Compressor 3. Compressor lets you convert video and audio from one format to another (for example, take an uncompressed HD movie and compress it to a smaller size that’s ready for the Internet or the iPod). Compressor gets a new interface that shows you all of its components together (settings, previews, batch progress), so you don’t have to call them up separately. But Compressor should really be easier to use. We wish it automatically preserved the aspect ratio of our source material so we didn’t need a calculator to do the math ourselves. We wish it could name different versions of the same encode sequentially (mymovie1.mov, mymovie2.mov) instead of asking us to manually rename each instance. And we wish Apple would finally solve the dreaded “Cannot submit to batch” error, which seems to occur randomly and stops the app in its tracks.
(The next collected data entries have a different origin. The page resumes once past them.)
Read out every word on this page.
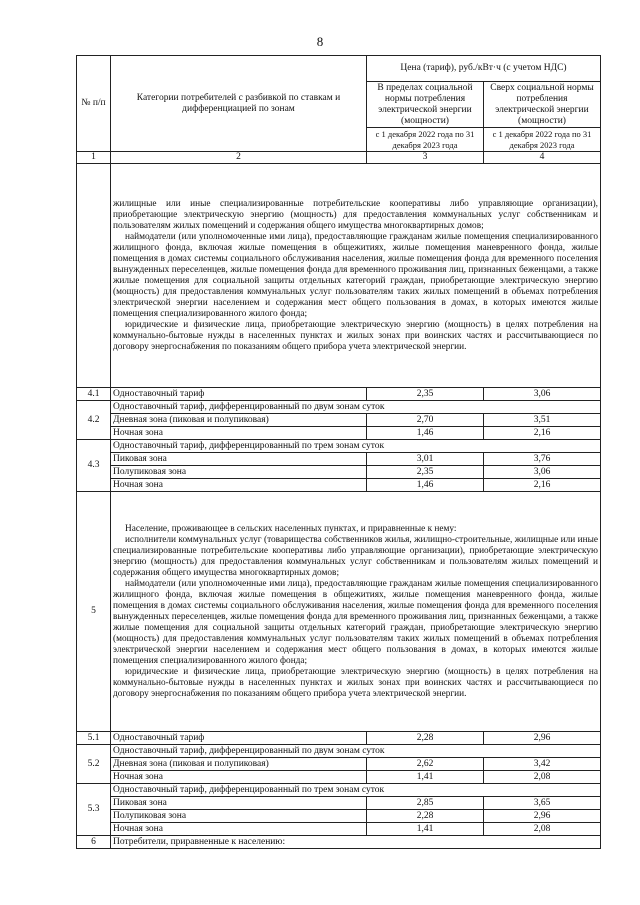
8
№ п/п	Категории потребителей с разбивкой по ставкам и дифференциацией по зонам	Цена (тариф), руб./кВт·ч (с учетом НДС)	
		В пределах социальной нормы потребления электрической энергии (мощности)	Сверх социальной нормы потребления электрической энергии (мощности)
		с 1 декабря 2022 года по 31 декабря 2023 года	с 1 декабря 2022 года по 31 декабря 2023 года
1	2	3	4

	жилищные или иные специализированные потребительские кооперативы либо управляющие организации), приобретающие электрическую энергию (мощность) для предоставления коммунальных услуг собственникам и пользователям жилых помещений и содержания общего имущества многоквартирных домов;

наймодатели (или уполномоченные ими лица), предоставляющие гражданам жилые помещения специализированного жилищного фонда, включая жилые помещения в общежитиях, жилые помещения маневренного фонда, жилые помещения в домах системы социального обслуживания населения, жилые помещения фонда для временного поселения вынужденных переселенцев, жилые помещения фонда для временного проживания лиц, признанных беженцами, а также жилые помещения для социальной защиты отдельных категорий граждан, приобретающие электрическую энергию (мощность) для предоставления коммунальных услуг пользователям таких жилых помещений в объемах потребления электрической энергии населением и содержания мест общего пользования в домах, в которых имеются жилые помещения специализированного жилого фонда;

юридические и физические лица, приобретающие электрическую энергию (мощность) в целях потребления на коммунально-бытовые нужды в населенных пунктах и жилых зонах при воинских частях и рассчитывающиеся по договору энергоснабжения по показаниям общего прибора учета электрической энергии.		

4.1	Одноставочный тариф	2,35	3,06
4.2	Одноставочный тариф, дифференцированный по двум зонам суток		
	Дневная зона (пиковая и полупиковая)	2,70	3,51
	Ночная зона	1,46	2,16
4.3	Одноставочный тариф, дифференцированный по трем зонам суток		
	Пиковая зона	3,01	3,76
	Полупиковая зона	2,35	3,06
	Ночная зона	1,46	2,16
5	Население, проживающее в сельских населенных пунктах, и приравненные к нему:

исполнители коммунальных услуг (товарищества собственников жилья, жилищно-строительные, жилищные или иные специализированные потребительские кооперативы либо управляющие организации), приобретающие электрическую энергию (мощность) для предоставления коммунальных услуг собственникам и пользователям жилых помещений и содержания общего имущества многоквартирных домов;

наймодатели (или уполномоченные ими лица), предоставляющие гражданам жилые помещения специализированного жилищного фонда, включая жилые помещения в общежитиях, жилые помещения маневренного фонда, жилые помещения в домах системы социального обслуживания населения, жилые помещения фонда для временного поселения вынужденных переселенцев, жилые помещения фонда для временного проживания лиц, признанных беженцами, а также жилые помещения для социальной защиты отдельных категорий граждан, приобретающие электрическую энергию (мощность) для предоставления коммунальных услуг пользователям таких жилых помещений в объемах потребления электрической энергии населением и содержания мест общего пользования в домах, в которых имеются жилые помещения специализированного жилого фонда;

юридические и физические лица, приобретающие электрическую энергию (мощность) в целях потребления на коммунально-бытовые нужды в населенных пунктах и жилых зонах при воинских частях и рассчитывающиеся по договору энергоснабжения по показаниям общего прибора учета электрической энергии.		

5.1	Одноставочный тариф	2,28	2,96
5.2	Одноставочный тариф, дифференцированный по двум зонам суток		
	Дневная зона (пиковая и полупиковая)	2,62	3,42
	Ночная зона	1,41	2,08
5.3	Одноставочный тариф, дифференцированный по трем зонам суток		
	Пиковая зона	2,85	3,65
	Полупиковая зона	2,28	2,96
	Ночная зона	1,41	2,08
6	Потребители, приравненные к населению:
The bottom line. Without a doubt, no other video/film production software suite can offer as much as Final Cut Studio 2. Avid’s software is less an integrated suite and more a confederation of independent apps that still manage to miss key functions (such as DVD authoring). Not even Adobe’s new Production Suite, which launches in the fall, can quite match Final Cut’s tools when it comes to pure video production.
COMPANY: Apple
CONTACT: www.apple.com
PRICE: $1,299; upgrades from $499
REQUIREMENTS: 1.25GHz G4 or faster or Intel processor, Mac OS 10.4.9 or later, 1GB RAM (2GB recommended for compressed HD or uncompressed SD video; 4GB for uncompressed HD), Quartz Extreme graphics card (top-tier cards highly recommended for Motion and Color; no integrated Intel graphics of MacBooks)
Offers a pro-level app for each step of the production and distribution process. Includes a host of new features that save time and improve output. Apps work seamlessly together. Competitive price.
Beefy requirements for some apps. DVD Studio Pro unchanged (no Blu-ray support). Color application features a different interface.